Das notwendige Zusammenwirken der Gewalten soll einerseits den möglichen Missbrauch einer Staatsgewalt verhindern, andererseits aber zu einem Miteinander der Staatsgewalten führen. Diese Lehre von Montesquieu hat einen direkten Einfluss auf die Verfassung der Vereinigten Staaten von Amerika und auf die Französische Revolution genommen.

«Damit die Gewalt nicht missbraucht werden kann, müssen die Dinge so geordnet sein, dass eine Gewalt die andere im Zaum hält ... Wenn die gesetzgebende Gewalt mit der ausführenden Gewalt in derselben Person oder derselben Amtskörperschaft vereint ist, gibt es keine Freiheit, weil zu befürchten ist, dass der Monarch oder der Senat tyrannische Gesetze machen, um sie dann tyrannisch auszuführen. Es gibt keine Freiheit, wenn die richterliche Gewalt nicht von der gesetzgebenden Gewalt getrennt ist.
Wenn sie mit der gesetzgebenden Gewalt verbunden wäre, dann wäre die Macht über das Leben und die Freiheit der Bürger willkürlich; denn der Richter wäre Gesetzgeber. Wenn sie mit der ausführenden Gewalt verbunden wäre, dann könnte der Richter die Macht eines Unterdrückers innehaben. Alles wäre verloren, wenn derselbe Mensch oder dieselbe Körperschaft ... diese drei Gewalten ausüben würde.»
Charles de Montesquieu, De L’Esprit des Lois, 1748

Gesetze und Kontrolle gehören zusammen
Gesetze haben wenig Wert, wenn es keine Organe gibt, die dafür sorgen, dass ihre Bestimmungen eingehalten bzw. ausgeführt werden. Diese Organe sind nach der klassischen Einteilung im Fürstentum Liechtenstein in Organe der Gesetzgebung, der Landesverwaltung und der Rechtsprechung aufgegliedert, wobei sich ihre Funktionen auch überschneiden können.
 
Die Verwaltung agiert im Rahmen der Gesetze
Die Landesverwaltung ist in ihren gesamten Aufgabenbereichen an die Gesetze und die Verfassung gebunden.
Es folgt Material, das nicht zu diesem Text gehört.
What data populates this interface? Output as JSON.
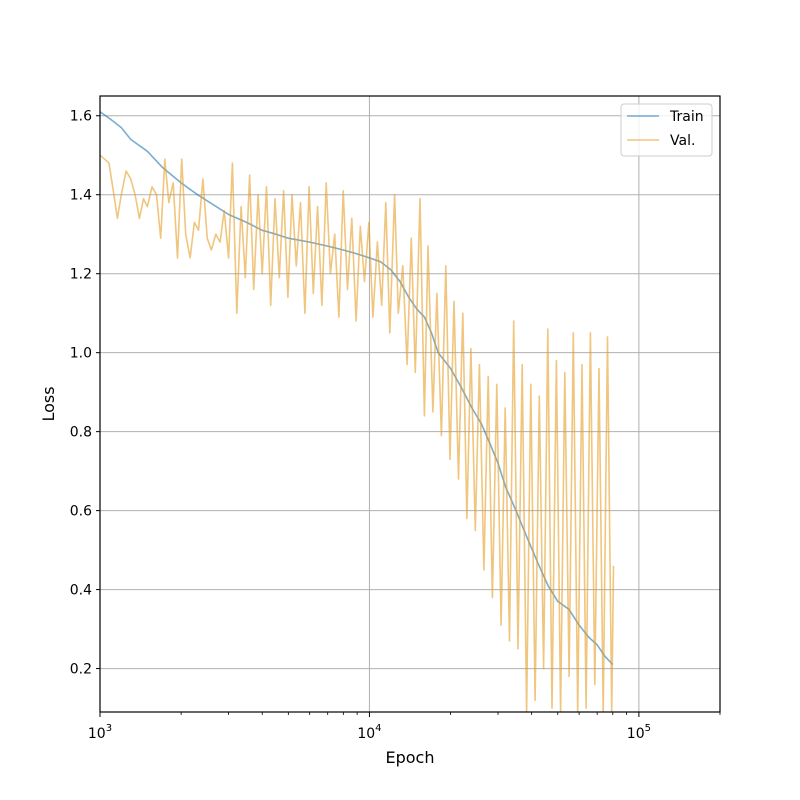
{
  "chart_data": {
    "type": "line",
    "title": "",
    "xlabel": "Epoch",
    "ylabel": "Loss",
    "xscale": "log",
    "xlim": [
      1000,
      200000
    ],
    "ylim": [
      0.09,
      1.65
    ],
    "grid": true,
    "legend_position": "top-right",
    "x_ticks": [
      {
        "value": 1000,
        "base": "10",
        "exp": "3"
      },
      {
        "value": 10000,
        "base": "10",
        "exp": "4"
      },
      {
        "value": 100000,
        "base": "10",
        "exp": "5"
      }
    ],
    "y_ticks": [
      {
        "value": 0.2,
        "label": "0.2"
      },
      {
        "value": 0.4,
        "label": "0.4"
      },
      {
        "value": 0.6,
        "label": "0.6"
      },
      {
        "value": 0.8,
        "label": "0.8"
      },
      {
        "value": 1.0,
        "label": "1.0"
      },
      {
        "value": 1.2,
        "label": "1.2"
      },
      {
        "value": 1.4,
        "label": "1.4"
      },
      {
        "value": 1.6,
        "label": "1.6"
      }
    ],
    "series": [
      {
        "name": "Train",
        "color": "#1f77b4",
        "x": [
          1000,
          1100,
          1200,
          1300,
          1500,
          1700,
          2000,
          2300,
          2700,
          3000,
          3500,
          4000,
          4500,
          5000,
          6000,
          7000,
          8000,
          9000,
          10000,
          11000,
          12000,
          13000,
          14000,
          15000,
          16000,
          17000,
          18000,
          20000,
          22000,
          24000,
          26000,
          28000,
          30000,
          32000,
          35000,
          38000,
          42000,
          46000,
          50000,
          55000,
          60000,
          65000,
          70000,
          75000,
          80000
        ],
        "y": [
          1.61,
          1.59,
          1.57,
          1.54,
          1.51,
          1.47,
          1.43,
          1.4,
          1.37,
          1.35,
          1.33,
          1.31,
          1.3,
          1.29,
          1.28,
          1.27,
          1.26,
          1.25,
          1.24,
          1.23,
          1.21,
          1.18,
          1.14,
          1.11,
          1.09,
          1.05,
          1.0,
          0.96,
          0.91,
          0.86,
          0.82,
          0.77,
          0.72,
          0.66,
          0.6,
          0.54,
          0.47,
          0.41,
          0.37,
          0.35,
          0.31,
          0.28,
          0.26,
          0.23,
          0.21
        ]
      },
      {
        "name": "Val.",
        "color": "#e69f28",
        "x": [
          1000,
          1040,
          1080,
          1120,
          1160,
          1200,
          1250,
          1300,
          1350,
          1400,
          1450,
          1500,
          1560,
          1620,
          1680,
          1740,
          1800,
          1870,
          1940,
          2010,
          2080,
          2160,
          2240,
          2320,
          2410,
          2500,
          2590,
          2690,
          2790,
          2890,
          3000,
          3100,
          3220,
          3340,
          3460,
          3590,
          3720,
          3860,
          4000,
          4150,
          4300,
          4460,
          4630,
          4800,
          4980,
          5160,
          5350,
          5550,
          5760,
          5970,
          6190,
          6420,
          6660,
          6910,
          7160,
          7430,
          7700,
          7990,
          8290,
          8600,
          8920,
          9250,
          9590,
          9950,
          10300,
          10700,
          11100,
          11500,
          11900,
          12400,
          12800,
          13300,
          13800,
          14300,
          14800,
          15400,
          16000,
          16500,
          17200,
          17800,
          18500,
          19200,
          19900,
          20600,
          21400,
          22200,
          23000,
          23800,
          24700,
          25600,
          26600,
          27600,
          28600,
          29700,
          30800,
          31900,
          33100,
          34300,
          35600,
          36900,
          38300,
          39700,
          41200,
          42700,
          44300,
          45900,
          47600,
          49400,
          51200,
          53100,
          55100,
          57100,
          59300,
          61500,
          63700,
          66100,
          68600,
          71100,
          73700,
          76500,
          79300,
          80500
        ],
        "y": [
          1.5,
          1.49,
          1.48,
          1.41,
          1.34,
          1.4,
          1.46,
          1.44,
          1.4,
          1.34,
          1.39,
          1.37,
          1.42,
          1.4,
          1.29,
          1.49,
          1.38,
          1.43,
          1.24,
          1.49,
          1.3,
          1.24,
          1.33,
          1.31,
          1.44,
          1.29,
          1.26,
          1.3,
          1.28,
          1.36,
          1.24,
          1.48,
          1.1,
          1.37,
          1.19,
          1.45,
          1.16,
          1.4,
          1.2,
          1.42,
          1.12,
          1.39,
          1.19,
          1.41,
          1.14,
          1.4,
          1.22,
          1.38,
          1.1,
          1.42,
          1.15,
          1.37,
          1.12,
          1.43,
          1.2,
          1.3,
          1.09,
          1.41,
          1.16,
          1.34,
          1.08,
          1.32,
          1.18,
          1.33,
          1.09,
          1.28,
          1.12,
          1.38,
          1.05,
          1.4,
          1.1,
          1.22,
          0.97,
          1.29,
          0.95,
          1.39,
          0.84,
          1.27,
          0.85,
          1.15,
          0.79,
          1.22,
          0.73,
          1.13,
          0.68,
          1.1,
          0.58,
          1.01,
          0.55,
          0.97,
          0.45,
          0.94,
          0.38,
          0.92,
          0.31,
          0.86,
          0.27,
          1.08,
          0.25,
          0.97,
          0.09,
          0.92,
          0.12,
          0.89,
          0.2,
          1.06,
          0.1,
          0.98,
          0.09,
          0.95,
          0.18,
          1.05,
          0.09,
          0.97,
          0.1,
          1.05,
          0.16,
          0.96,
          0.09,
          1.04,
          0.09,
          0.46
        ]
      }
    ]
  }
}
Nach den Bestimmungen der Verfassung haben der Landtag bzw. die zuständigen Gerichte die Tätigkeit der Verwaltung zu kontrollieren.
Da die Verwaltung nur im Rahmen der Gesetze ausgeübt werden kann, gibt es für alle Betroffenen die Möglichkeit, auch Beschwerden zu erheben gegen Entscheidungen, die von der Verwaltung gefällt werden.
Die Unabhängigkeit der Richter und ihre Gebundenheit an die Gesetze ist dabei von allerhöchster Bedeutung:


«Die Richter sind in der Ausübung ihres richterlichen Amtes innerhalb der gesetzlichen Grenzen ihrer Wirksamkeit und im gerichtlichen Verfahren unabhängig. Sie haben ihren Entscheidungen und Urteilen Gründe beizufügen. Einwirkungen durch nichtrichterliche Organe auf die Rechtsprechung sind nur soweit zulässig, als sie die Verfassung ausdrücklich vorsieht.»
Artikel 95.2 der Verfassung

Einen besonderen Schutz für alle Landesangehörigen und nichtliechtensteinischen Staatsangehörigen gewährt auch die Kontrolle der gesetzgebenden Gewalt durch den Staatsgerichtshof, bei dem die Prüfung der Gesetze und Regierungsverordnungen auf ihre Übereinstimmung mit der Verfassung beantragt werden kann.